As medidas erráticas dos EUA embaralham a pauta de emergência de países e empresas num momento em que as questões de clima e natureza começam a ser tratadas pelo mercado não apenas como urgentes. Elas já são vistas como cruciais -ou existenciais, como dizem os economistas- para a sobrevivência do sistema financeiro.
Ou a do próprio capitalismo, como advertiu Günther Thallinger, do Conselho de istração da Allianz, uma das maiores seguradoras do mundo. Ele argumenta que as seguradoras não conseguirão mais cobrir riscos climáticos se o aquecimento global continuar acelerando rumo ao ponto de não retorno. Segundo ele, é um risco sistêmico e o capitalismo "precisa resolver agora essa ameaça existencial".
Também há pouco, sem alarde, o Fundo Soberano da Noruega, o maior do mundo -US$ 1,6 trilhão em ativos-, determinou a submissão de 96% de seu portfólio a análise de risco de capital natural. Significa que basicamente cada dólar ali está exposto à reprecificação considerando fatores que ameaçam o clima e a natureza, geralmente ignorados nos balanços das empresas.
Escrevi aqui que, se as mudanças climáticas são um tema polarizado, a natureza é um valor compartilhado por amplo espectro e a sinergia na agenda de soluções pode destravar as negociações na COP30. Ao falar de valores compartilhados, temos de tratar de responsabilidades comuns, sobretudo quando o objetivo máximo não é a sobrevivência de um regime econômico ou ideológico, mas o da espécie.
Quais modelos econômicos, nosso legado às futuras gerações, devemos criar para uma vida menos extrema? Um futuro inclusivo e sustentável, que crie mais do que destrua valores? É aqui que a responsabilidade do capital privado aumenta e seus detentores têm de ser pressionados a exercê-la, baseados em dados da ciência -bem mais preocupantes para o negócio que as volúveis tarifas de Trump.

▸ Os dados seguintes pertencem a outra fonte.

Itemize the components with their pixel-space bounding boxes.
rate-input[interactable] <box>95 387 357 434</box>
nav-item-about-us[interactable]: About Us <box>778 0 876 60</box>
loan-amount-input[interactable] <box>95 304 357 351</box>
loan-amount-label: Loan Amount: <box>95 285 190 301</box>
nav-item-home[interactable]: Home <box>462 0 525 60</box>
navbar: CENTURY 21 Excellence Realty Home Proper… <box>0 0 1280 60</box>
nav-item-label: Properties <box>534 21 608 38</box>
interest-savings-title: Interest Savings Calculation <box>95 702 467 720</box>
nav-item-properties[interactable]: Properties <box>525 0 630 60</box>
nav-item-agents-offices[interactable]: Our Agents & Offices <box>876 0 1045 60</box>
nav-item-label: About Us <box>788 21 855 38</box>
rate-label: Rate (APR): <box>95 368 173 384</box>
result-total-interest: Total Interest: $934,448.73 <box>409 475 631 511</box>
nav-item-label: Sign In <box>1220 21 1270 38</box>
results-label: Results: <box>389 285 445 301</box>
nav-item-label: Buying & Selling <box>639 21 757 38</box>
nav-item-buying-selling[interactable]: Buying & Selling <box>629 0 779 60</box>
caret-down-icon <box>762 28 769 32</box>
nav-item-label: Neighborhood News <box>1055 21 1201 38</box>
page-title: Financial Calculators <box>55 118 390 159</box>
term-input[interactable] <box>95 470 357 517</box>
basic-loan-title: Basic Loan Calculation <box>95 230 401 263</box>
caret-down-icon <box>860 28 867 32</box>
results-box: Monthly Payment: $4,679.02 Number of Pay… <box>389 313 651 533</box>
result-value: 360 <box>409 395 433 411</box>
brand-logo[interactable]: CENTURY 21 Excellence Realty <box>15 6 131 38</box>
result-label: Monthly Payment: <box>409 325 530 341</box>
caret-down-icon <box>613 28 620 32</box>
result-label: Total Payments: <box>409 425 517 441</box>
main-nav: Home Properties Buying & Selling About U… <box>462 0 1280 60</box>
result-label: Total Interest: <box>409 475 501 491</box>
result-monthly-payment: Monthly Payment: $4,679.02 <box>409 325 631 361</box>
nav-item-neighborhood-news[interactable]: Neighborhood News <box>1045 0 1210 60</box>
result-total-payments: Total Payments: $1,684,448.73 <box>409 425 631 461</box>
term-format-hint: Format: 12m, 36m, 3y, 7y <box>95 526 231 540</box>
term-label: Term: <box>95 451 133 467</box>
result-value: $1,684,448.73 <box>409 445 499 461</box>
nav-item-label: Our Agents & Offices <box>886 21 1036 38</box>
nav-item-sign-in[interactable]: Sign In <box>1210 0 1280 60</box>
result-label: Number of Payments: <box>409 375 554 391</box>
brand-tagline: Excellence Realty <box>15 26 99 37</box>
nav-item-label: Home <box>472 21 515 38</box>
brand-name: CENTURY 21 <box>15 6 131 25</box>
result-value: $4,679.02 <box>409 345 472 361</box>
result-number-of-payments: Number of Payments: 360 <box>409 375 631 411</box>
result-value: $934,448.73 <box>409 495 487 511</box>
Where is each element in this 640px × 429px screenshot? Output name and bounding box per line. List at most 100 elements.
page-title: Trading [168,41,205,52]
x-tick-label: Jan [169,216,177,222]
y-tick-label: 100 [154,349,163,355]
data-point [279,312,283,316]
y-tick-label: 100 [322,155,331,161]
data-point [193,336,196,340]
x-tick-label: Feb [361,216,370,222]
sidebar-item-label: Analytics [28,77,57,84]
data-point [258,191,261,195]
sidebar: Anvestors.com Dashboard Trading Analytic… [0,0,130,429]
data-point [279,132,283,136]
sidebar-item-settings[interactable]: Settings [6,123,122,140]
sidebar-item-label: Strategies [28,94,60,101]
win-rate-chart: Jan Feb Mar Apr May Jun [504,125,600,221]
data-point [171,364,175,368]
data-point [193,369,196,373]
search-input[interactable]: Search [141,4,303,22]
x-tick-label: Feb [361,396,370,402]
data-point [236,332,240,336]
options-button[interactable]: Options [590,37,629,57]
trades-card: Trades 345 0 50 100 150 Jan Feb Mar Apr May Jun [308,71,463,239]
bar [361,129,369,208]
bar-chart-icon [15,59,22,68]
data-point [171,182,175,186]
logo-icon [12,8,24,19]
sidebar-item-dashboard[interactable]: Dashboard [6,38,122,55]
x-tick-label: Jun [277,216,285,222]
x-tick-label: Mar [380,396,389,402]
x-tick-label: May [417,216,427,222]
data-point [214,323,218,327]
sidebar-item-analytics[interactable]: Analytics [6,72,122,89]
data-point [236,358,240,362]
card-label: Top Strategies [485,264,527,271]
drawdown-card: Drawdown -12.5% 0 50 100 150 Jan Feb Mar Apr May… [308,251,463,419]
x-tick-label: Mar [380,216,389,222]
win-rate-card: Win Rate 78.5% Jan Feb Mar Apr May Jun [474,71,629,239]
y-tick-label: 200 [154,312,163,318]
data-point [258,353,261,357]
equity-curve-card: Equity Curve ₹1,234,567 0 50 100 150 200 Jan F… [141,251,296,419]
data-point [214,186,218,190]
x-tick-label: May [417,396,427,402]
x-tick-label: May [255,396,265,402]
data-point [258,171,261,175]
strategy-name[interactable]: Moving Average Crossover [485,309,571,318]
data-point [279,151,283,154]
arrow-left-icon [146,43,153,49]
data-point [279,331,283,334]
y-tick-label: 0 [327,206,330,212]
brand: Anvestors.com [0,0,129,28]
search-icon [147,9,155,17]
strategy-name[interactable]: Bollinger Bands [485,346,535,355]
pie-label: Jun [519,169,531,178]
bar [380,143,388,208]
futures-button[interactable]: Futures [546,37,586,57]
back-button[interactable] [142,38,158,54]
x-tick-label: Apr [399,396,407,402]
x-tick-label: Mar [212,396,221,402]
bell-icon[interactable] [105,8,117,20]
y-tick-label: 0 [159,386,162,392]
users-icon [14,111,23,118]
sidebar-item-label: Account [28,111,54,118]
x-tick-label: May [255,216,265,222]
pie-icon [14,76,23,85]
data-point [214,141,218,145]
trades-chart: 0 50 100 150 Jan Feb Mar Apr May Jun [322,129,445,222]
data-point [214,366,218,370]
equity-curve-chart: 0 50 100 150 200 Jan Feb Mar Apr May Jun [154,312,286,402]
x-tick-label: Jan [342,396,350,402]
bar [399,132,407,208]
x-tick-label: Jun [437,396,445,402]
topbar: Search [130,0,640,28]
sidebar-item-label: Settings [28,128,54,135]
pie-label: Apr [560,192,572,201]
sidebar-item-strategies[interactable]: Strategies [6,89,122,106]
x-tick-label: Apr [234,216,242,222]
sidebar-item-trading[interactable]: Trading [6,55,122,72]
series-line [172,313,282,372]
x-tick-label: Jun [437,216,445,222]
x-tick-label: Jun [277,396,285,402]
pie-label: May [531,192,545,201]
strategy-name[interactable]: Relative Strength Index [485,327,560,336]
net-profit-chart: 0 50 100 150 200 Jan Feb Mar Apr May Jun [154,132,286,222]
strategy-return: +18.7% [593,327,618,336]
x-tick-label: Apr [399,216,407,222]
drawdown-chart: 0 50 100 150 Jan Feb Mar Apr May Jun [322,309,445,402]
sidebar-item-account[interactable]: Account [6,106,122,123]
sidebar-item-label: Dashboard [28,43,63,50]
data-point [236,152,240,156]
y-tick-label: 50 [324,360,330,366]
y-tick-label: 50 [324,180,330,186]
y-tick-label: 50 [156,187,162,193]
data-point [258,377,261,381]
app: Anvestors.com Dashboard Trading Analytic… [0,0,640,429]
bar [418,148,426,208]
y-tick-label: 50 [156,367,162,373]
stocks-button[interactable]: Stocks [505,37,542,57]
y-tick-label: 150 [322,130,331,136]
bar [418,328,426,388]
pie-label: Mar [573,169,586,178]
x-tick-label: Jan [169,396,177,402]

Em "The New Nature of Business" (A nova natureza do negócio), André Hoffmann, vice-presidente e um dos herdeiros da Roche, defende que as empresas deixem de lado o axioma de Milton Friedman, um dos expoentes do liberalismo econômico, de que a principal responsabilidade social do negócio é fazer o máximo de dinheiro possível. Para gerar impacto, contradiz ele, "o que importa não é como você gasta dinheiro, mas como você faz o dinheiro". Hoffmann explica que ignorar as chamadas externalidades esperando que a filantropia vá resolver os problemas é pura ilusão e nos trouxe à encruzilhada atual.
Investimentos privados devem gerar impactos positivos para os bens públicos globais, que beneficiam todos, independentemente de fronteira ou classe. Quando temas como segurança, meio ambiente, educação e saúde forem entendidos como fundamentais para qualquer cidadão, será possível tecer alianças na busca de saídas mais sustentáveis para as crises.
Porque, nas palavras do nosso filósofo e acadêmico Ailton Krenak, "o amanhã não está à venda".